В конце концов, нет ничего удивительного в том, что найти единую схему действий Иисуса или единый ключ к ним не удается. Нет никаких указаний на то, что Иисус планировал или понимал свою задачу по какому-то определенному образцу – и было бы очень странно, окажись все иначе. Жизнь и решения человека часто включают в себя нечто новое, оригинальное, непредсказуемое; и дошедшие до нас предания об Иисусе, быть может, лучше всего объяснить, предположив, что в его случае этот элемент новизны был особенно значителен.

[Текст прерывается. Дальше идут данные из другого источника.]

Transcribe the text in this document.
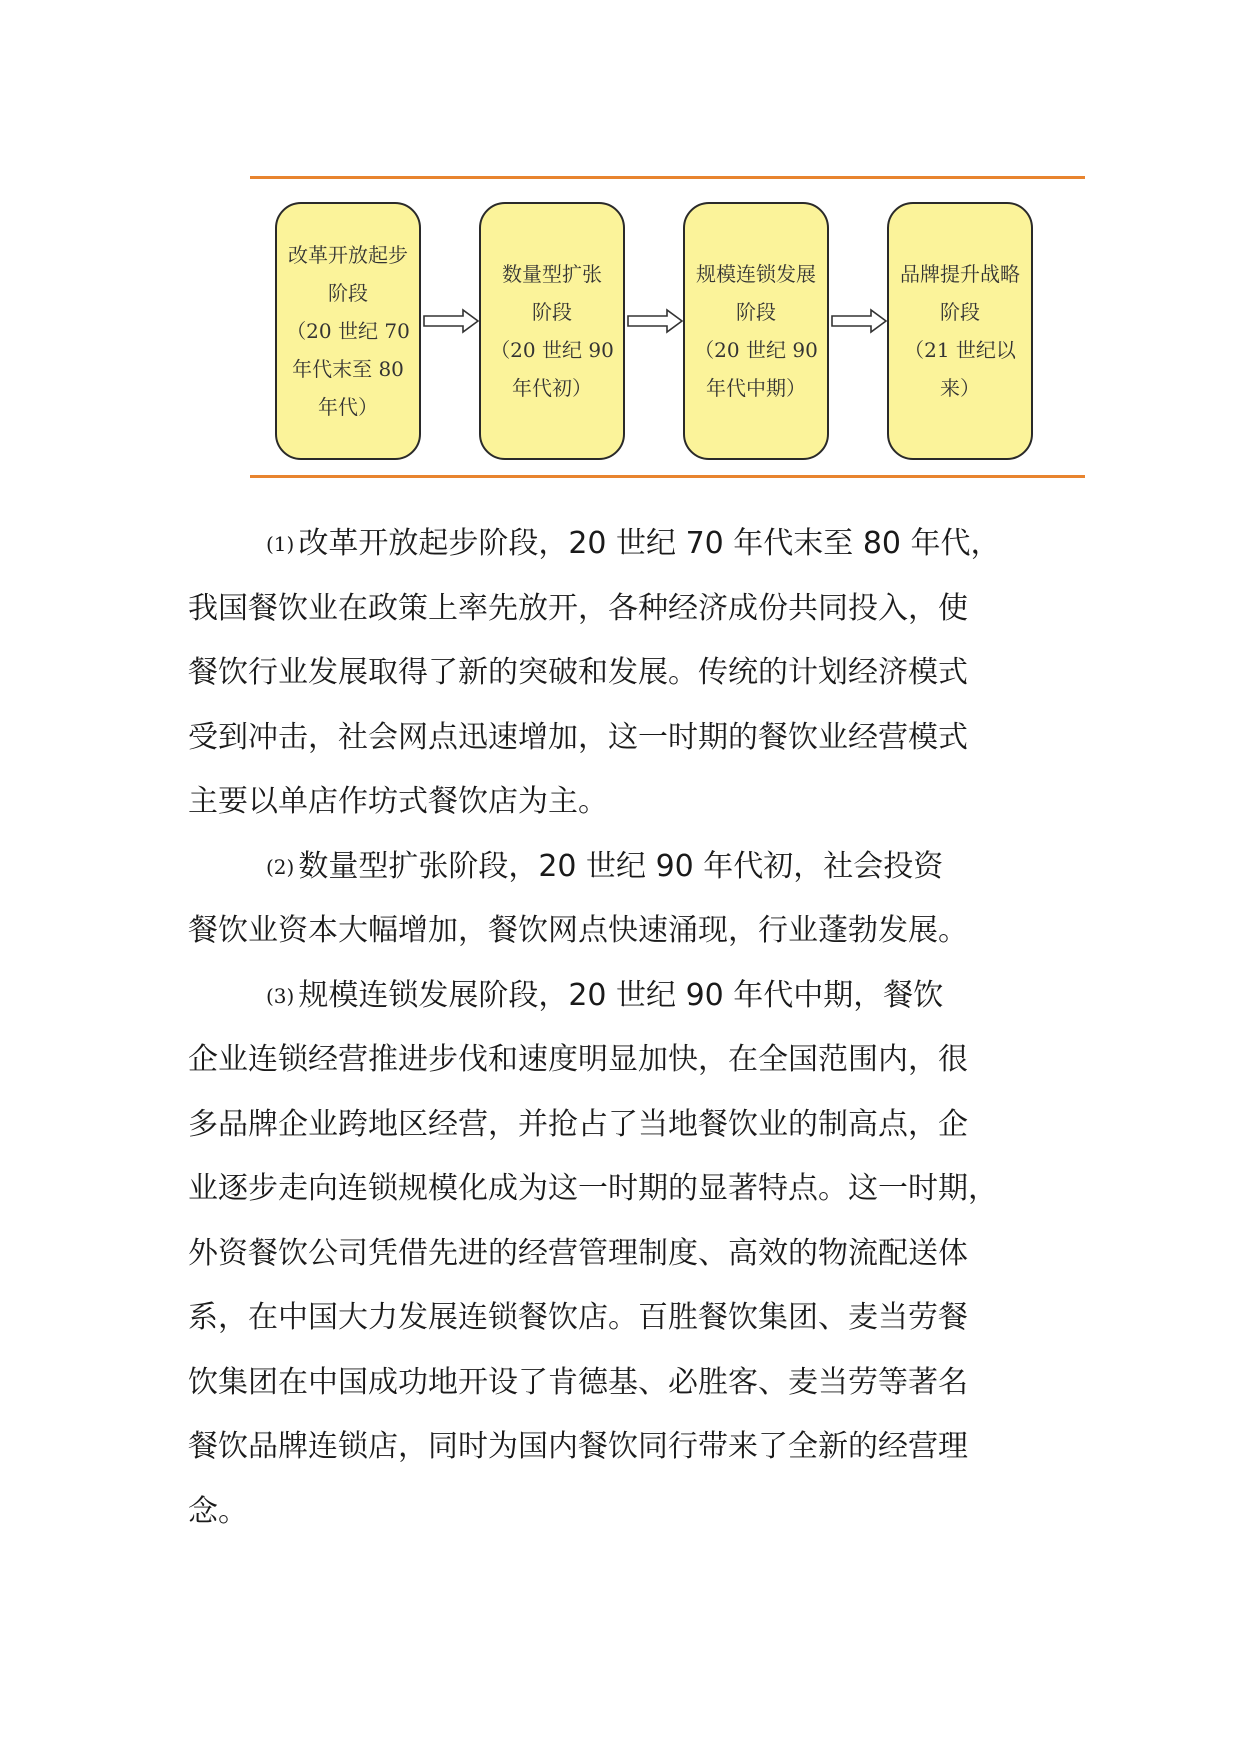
改革开放起步
阶段
（20 世纪 70
年代末至 80
年代）
数量型扩张
阶段
（20 世纪 90
年代初）
规模连锁发展
阶段
（20 世纪 90
年代中期）
品牌提升战略
阶段
（21 世纪以
来）
(1) 改革开放起步阶段，20 世纪 70 年代末至 80 年代，
我国餐饮业在政策上率先放开，各种经济成份共同投入，使
餐饮行业发展取得了新的突破和发展。传统的计划经济模式
受到冲击，社会网点迅速增加，这一时期的餐饮业经营模式
主要以单店作坊式餐饮店为主。
(2) 数量型扩张阶段，20 世纪 90 年代初，社会投资
餐饮业资本大幅增加，餐饮网点快速涌现，行业蓬勃发展。
(3) 规模连锁发展阶段，20 世纪 90 年代中期，餐饮
企业连锁经营推进步伐和速度明显加快，在全国范围内，很
多品牌企业跨地区经营，并抢占了当地餐饮业的制高点，企
业逐步走向连锁规模化成为这一时期的显著特点。这一时期，
外资餐饮公司凭借先进的经营管理制度、高效的物流配送体
系，在中国大力发展连锁餐饮店。百胜餐饮集团、麦当劳餐
饮集团在中国成功地开设了肯德基、必胜客、麦当劳等著名
餐饮品牌连锁店，同时为国内餐饮同行带来了全新的经营理
念。
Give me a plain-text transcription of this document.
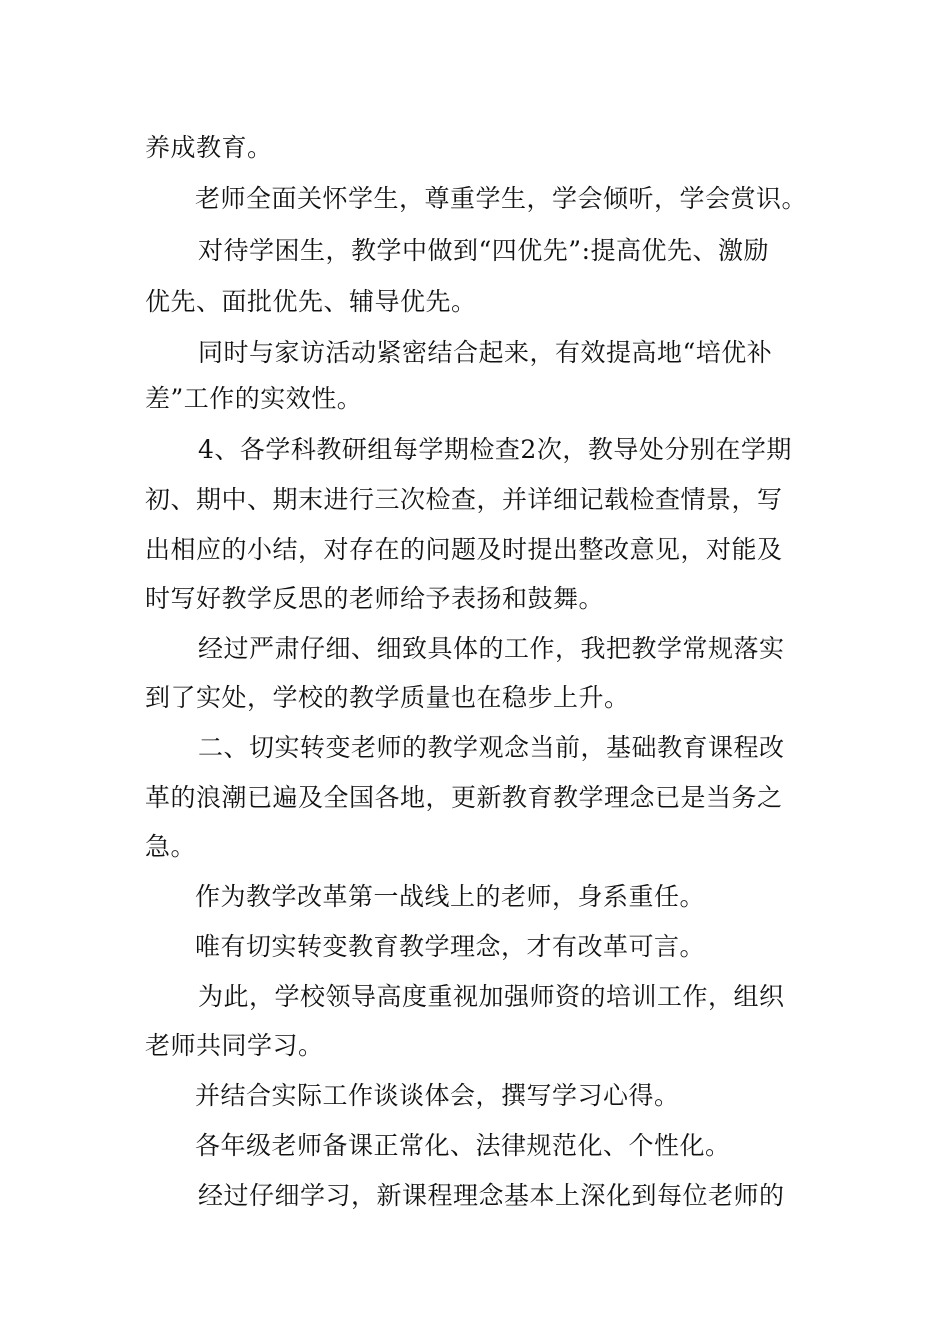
养成教育。
老师全面关怀学生，尊重学生，学会倾听，学会赏识。
对待学困生，教学中做到“四优先”:提高优先、激励
优先、面批优先、辅导优先。
同时与家访活动紧密结合起来，有效提高地“培优补
差”工作的实效性。
4、各学科教研组每学期检查2次，教导处分别在学期
初、期中、期末进行三次检查，并详细记载检查情景，写
出相应的小结，对存在的问题及时提出整改意见，对能及
时写好教学反思的老师给予表扬和鼓舞。
经过严肃仔细、细致具体的工作，我把教学常规落实
到了实处，学校的教学质量也在稳步上升。
二、切实转变老师的教学观念当前，基础教育课程改
革的浪潮已遍及全国各地，更新教育教学理念已是当务之
急。
作为教学改革第一战线上的老师，身系重任。
唯有切实转变教育教学理念，才有改革可言。
为此，学校领导高度重视加强师资的培训工作，组织
老师共同学习。
并结合实际工作谈谈体会，撰写学习心得。
各年级老师备课正常化、法律规范化、个性化。
经过仔细学习，新课程理念基本上深化到每位老师的
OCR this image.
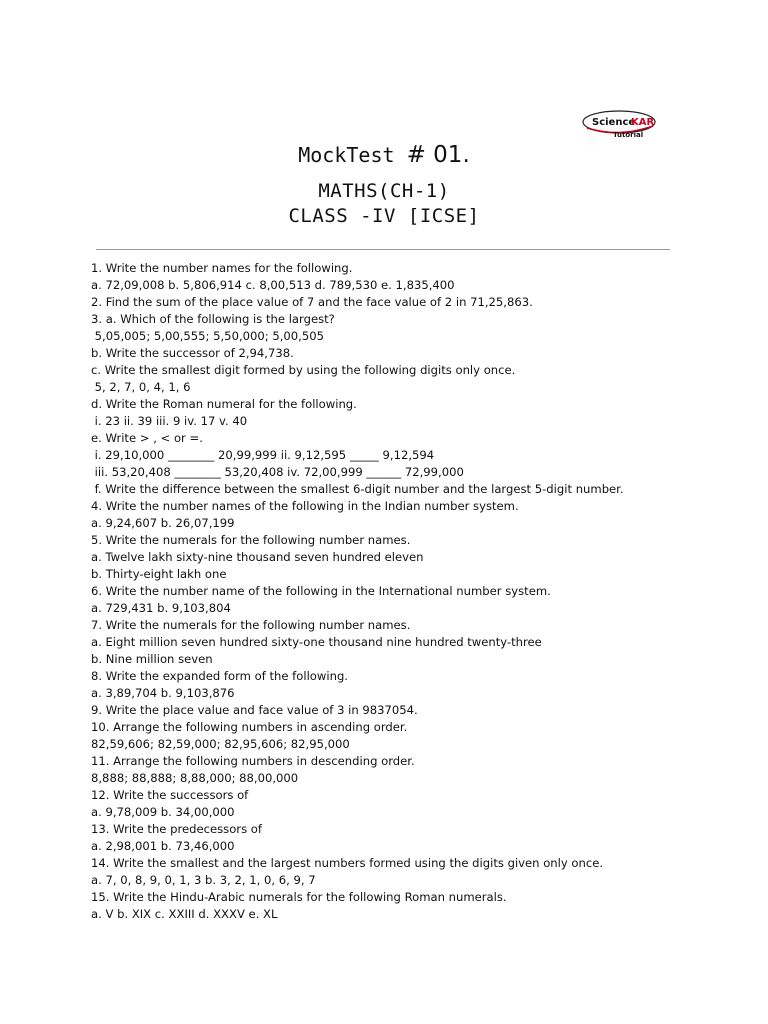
Science
KAR
Tutorial
MockTest # 01.
MATHS(CH-1)
CLASS -IV [ICSE]
1. Write the number names for the following.
a. 72,09,008 b. 5,806,914 c. 8,00,513 d. 789,530 e. 1,835,400
2. Find the sum of the place value of 7 and the face value of 2 in 71,25,863.
3. a. Which of the following is the largest?
5,05,005; 5,00,555; 5,50,000; 5,00,505
b. Write the successor of 2,94,738.
c. Write the smallest digit formed by using the following digits only once.
5, 2, 7, 0, 4, 1, 6
d. Write the Roman numeral for the following.
i. 23 ii. 39 iii. 9 iv. 17 v. 40
e. Write > , < or =.
i. 29,10,000 ________ 20,99,999 ii. 9,12,595 _____ 9,12,594
iii. 53,20,408 ________ 53,20,408 iv. 72,00,999 ______ 72,99,000
f. Write the difference between the smallest 6-digit number and the largest 5-digit number.
4. Write the number names of the following in the Indian number system.
a. 9,24,607 b. 26,07,199
5. Write the numerals for the following number names.
a. Twelve lakh sixty-nine thousand seven hundred eleven
b. Thirty-eight lakh one
6. Write the number name of the following in the International number system.
a. 729,431 b. 9,103,804
7. Write the numerals for the following number names.
a. Eight million seven hundred sixty-one thousand nine hundred twenty-three
b. Nine million seven
8. Write the expanded form of the following.
a. 3,89,704 b. 9,103,876
9. Write the place value and face value of 3 in 9837054.
10. Arrange the following numbers in ascending order.
82,59,606; 82,59,000; 82,95,606; 82,95,000
11. Arrange the following numbers in descending order.
8,888; 88,888; 8,88,000; 88,00,000
12. Write the successors of
a. 9,78,009 b. 34,00,000
13. Write the predecessors of
a. 2,98,001 b. 73,46,000
14. Write the smallest and the largest numbers formed using the digits given only once.
a. 7, 0, 8, 9, 0, 1, 3 b. 3, 2, 1, 0, 6, 9, 7
15. Write the Hindu-Arabic numerals for the following Roman numerals.
a. V b. XIX c. XXIII d. XXXV e. XL
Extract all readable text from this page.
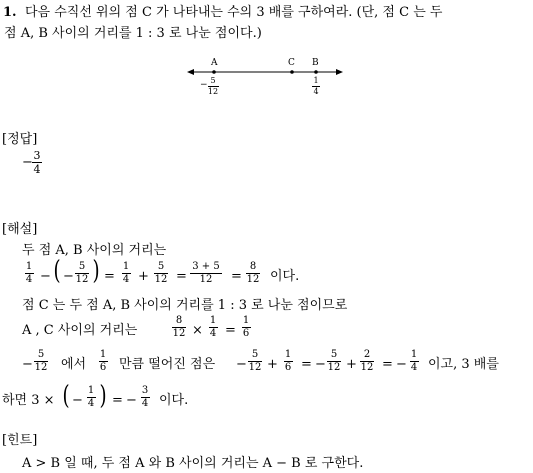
1. 다음 수직선 위의 점 C 가 나타내는 수의 3 배를 구하여라. (단, 점 C 는 두
점 A, B 사이의 거리를 1 : 3 로 나눈 점이다.)
A	C B
− 5
12
1
4
[정답]
− 3
4
[해설]
두 점 A, B 사이의 거리는
1
4 − ( −
5
12 ) =
1
4 +
5
12 =
3 + 5
12	=
8
12 이다.
점 C 는 두 점 A, B 사이의 거리를 1 : 3 로 나눈 점이므로
A , C 사이의 거리는
8
12 ×
1
4 =
1
6
−
5
12 에서
1
6 만큼 떨어진 점은 −
5
12 +
1
6 = −
5
12 +
2
12 = −
1
4 이고, 3 배를
하면 3 × ( −
1
4 ) = −
3
4 이다.
[힌트]
A > B 일 때, 두 점 A 와 B 사이의 거리는 A − B 로 구한다.
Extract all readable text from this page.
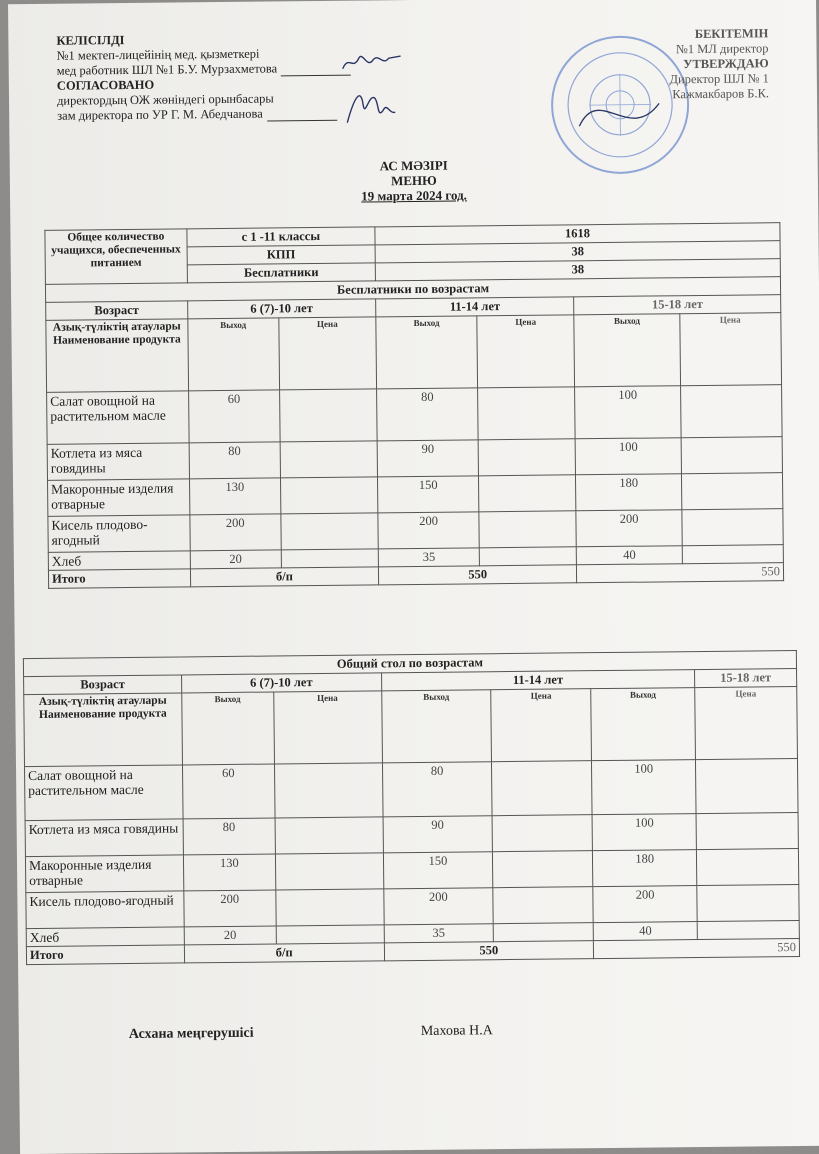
КЕЛІСІЛДІ
№1 мектеп-лицейінің мед. қызметкері
мед работник ШЛ №1 Б.У. Мурзахметова
СОГЛАСОВАНО
директордың ОЖ жөніндегі орынбасары
зам директора по УР Г. М. Абедчанова
БЕКІТЕМІН
№1 МЛ директор
УТВЕРЖДАЮ
Директор ШЛ № 1
Кажмакбаров Б.К.
АС МӘЗІРІ
МЕНЮ
19 марта 2024 год.
Общее количество учащихся, обеспеченных питанием	с 1 -11 классы		1618			
	КПП		38			
	Бесплатники		38			
Бесплатники по возрастам						
Возраст	6 (7)-10 лет		11-14 лет		15-18 лет	
Азық-түліктің атаулары Наименование продукта	Выход	Цена	Выход	Цена	Выход	Цена
Салат овощной на растительном масле	60		80		100	
Котлета из мяса говядины	80		90		100	
Макоронные изделия отварные	130		150		180	
Кисель плодово-ягодный	200		200		200	
Хлеб	20		35		40	
Итого	б/п		550		550	
Общий стол по возрастам						
Возраст	6 (7)-10 лет		11-14 лет			15-18 лет
Азық-түліктің атаулары Наименование продукта	Выход	Цена	Выход	Цена	Выход	Цена
Салат овощной на растительном масле	60		80		100	
Котлета из мяса говядины	80		90		100	
Макоронные изделия отварные	130		150		180	
Кисель плодово-ягодный	200		200		200	
Хлеб	20		35		40	
Итого	б/п		550		550	
Асхана меңгерушісі	Махова Н.А
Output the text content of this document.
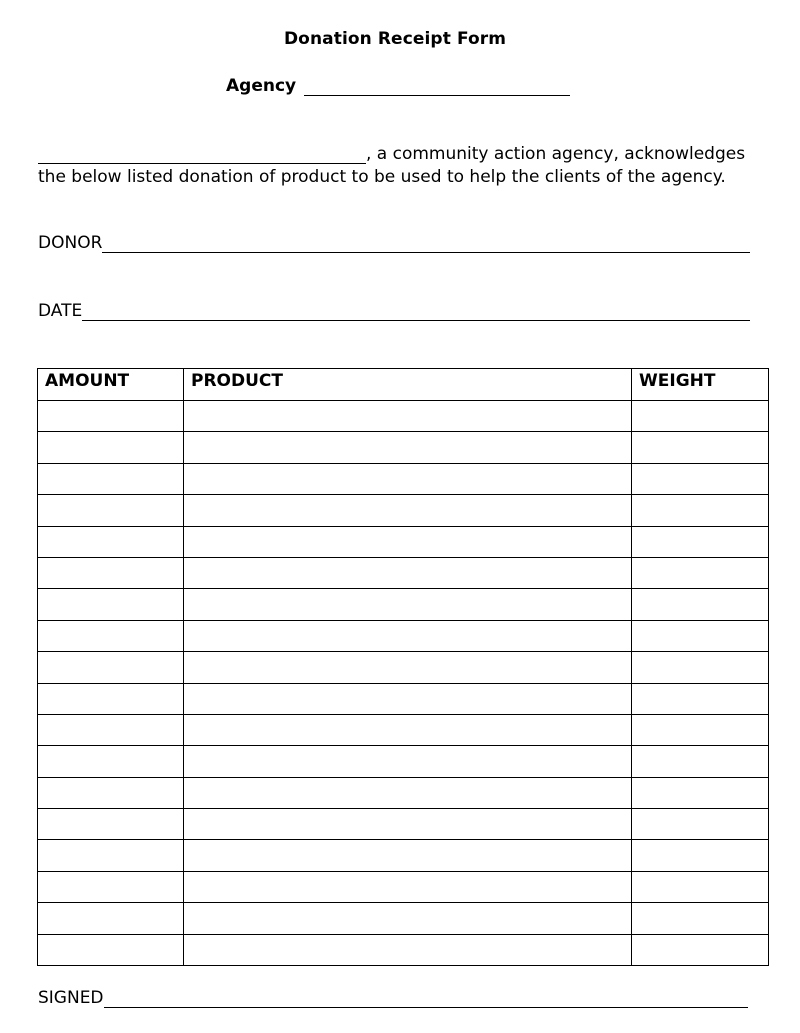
Donation Receipt Form
Agency
, a community action agency, acknowledges
the below listed donation of product to be used to help the clients of the agency.
DONOR
DATE
AMOUNT	PRODUCT	WEIGHT

SIGNED
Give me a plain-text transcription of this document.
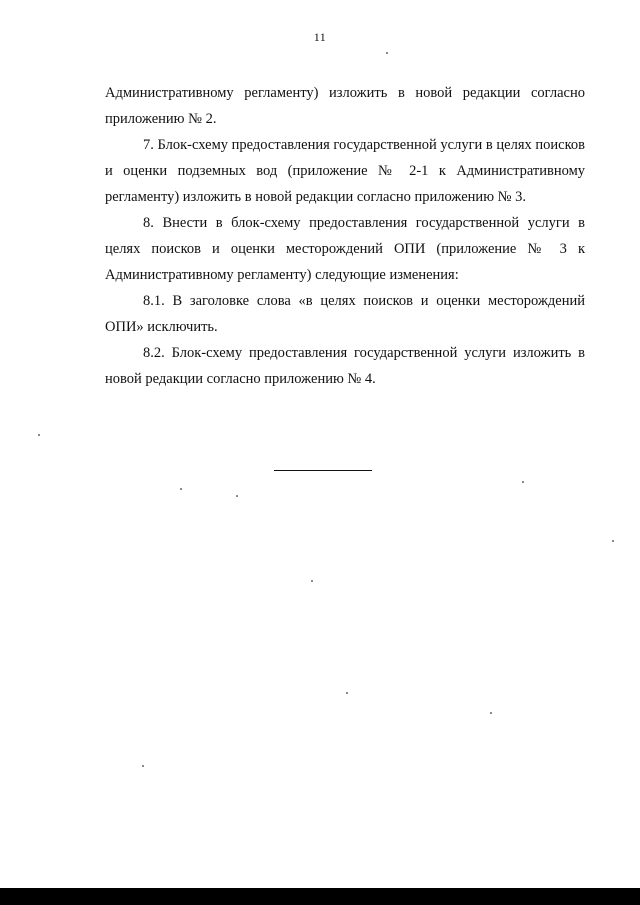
11

Административному регламенту) изложить в новой редакции согласно приложению № 2.

7. Блок-схему предоставления государственной услуги в целях поисков и оценки подземных вод (приложение № 2-1 к Административному регламенту) изложить в новой редакции согласно приложению № 3.

8. Внести в блок-схему предоставления государственной услуги в целях поисков и оценки месторождений ОПИ (приложение № 3 к Административному регламенту) следующие изменения:

8.1. В заголовке слова «в целях поисков и оценки месторождений ОПИ» исключить.

8.2. Блок-схему предоставления государственной услуги изложить в новой редакции согласно приложению № 4.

Образцы или схемы обыкновенно применяются уже позже, на уровне восприятия и интерпретации. Разумеется, все наши сведения об Иисусе затронуты размышлениями и истолкованиями; однако они остаются очень сложными, поскольку отражают множество различных точек зрения, принадлежащих непосредственным свидетелям. Кроме того, применение схем и образцов легче всего дается (и оказывает наибольшее влияние) там, где «реального» знания (памяти) недостает. А сложность преданий об Иисусе отражает, помимо всего прочего, изобилие воспоминаний о нем.

И вполне вероятно, что Иисус был и экзорцистом, и целителем, а в каком-то смысле его можно назвать и «магом». Возможно, действия его имели нечто общее с действиями харизматических учителей-чудотворцев; однако, быть может, куда более заметной была близость к типу пророка (легко узнаваемая и народом)[2276]. Скорее всего, Иисуса воспринимали не как «специалиста» по исцелению или изгнанию бесов, но как «власть имеющего», человека, чьи необычайные способности могут проявляться в различных формах и ситуациях. Как мы уже видели, люди чувствовали, что между этими необычайными способностями и притязаниями Иисуса на авторитет есть некая связь; однако этот вопрос еще необходимо прояснять.

Во всяком случае можно отметить, что у нас явно недостаточно оснований утверждать[2277], будто предания склонны подчеркивать и усиливать элементы чудесного – и будто такие черты по определению следует трактовать как позднейшие. На самом деле, возможно, все совершенно наоборот![2278]

Неисторические чудеса?

Конечно, то, что чудеса составляют неотъемлемую часть любого исторического портрета Иисуса, не означает, будто всякий рассказ о чуде, сохранившийся в предании, необходимо принимать на веру. Помимо основной части традиции, представленной исцелениями и изгнаниями бесов[2279], есть и другие истории о чудесах, которым рассудок историка сопротивляется куда более упорно. Они составляют две различные группы: это истории о воскрешении мертвых и так называемые природные чудеса. Но неужели они и правда не имеют никакого значения для поиска исторического Иисуса?

Воскрешение мертвых

В каждом из четырех Евангелий рассказывается по крайней мере об одном случае, когда Иисус будто бы возвратил к жизни человека, уже умершего[2280]. Помимо этого сюжетного материала, в ответе Иисуса, данном Иоанну Крестителю, звучит обобщенное утверждение: «Мертвые воскресают».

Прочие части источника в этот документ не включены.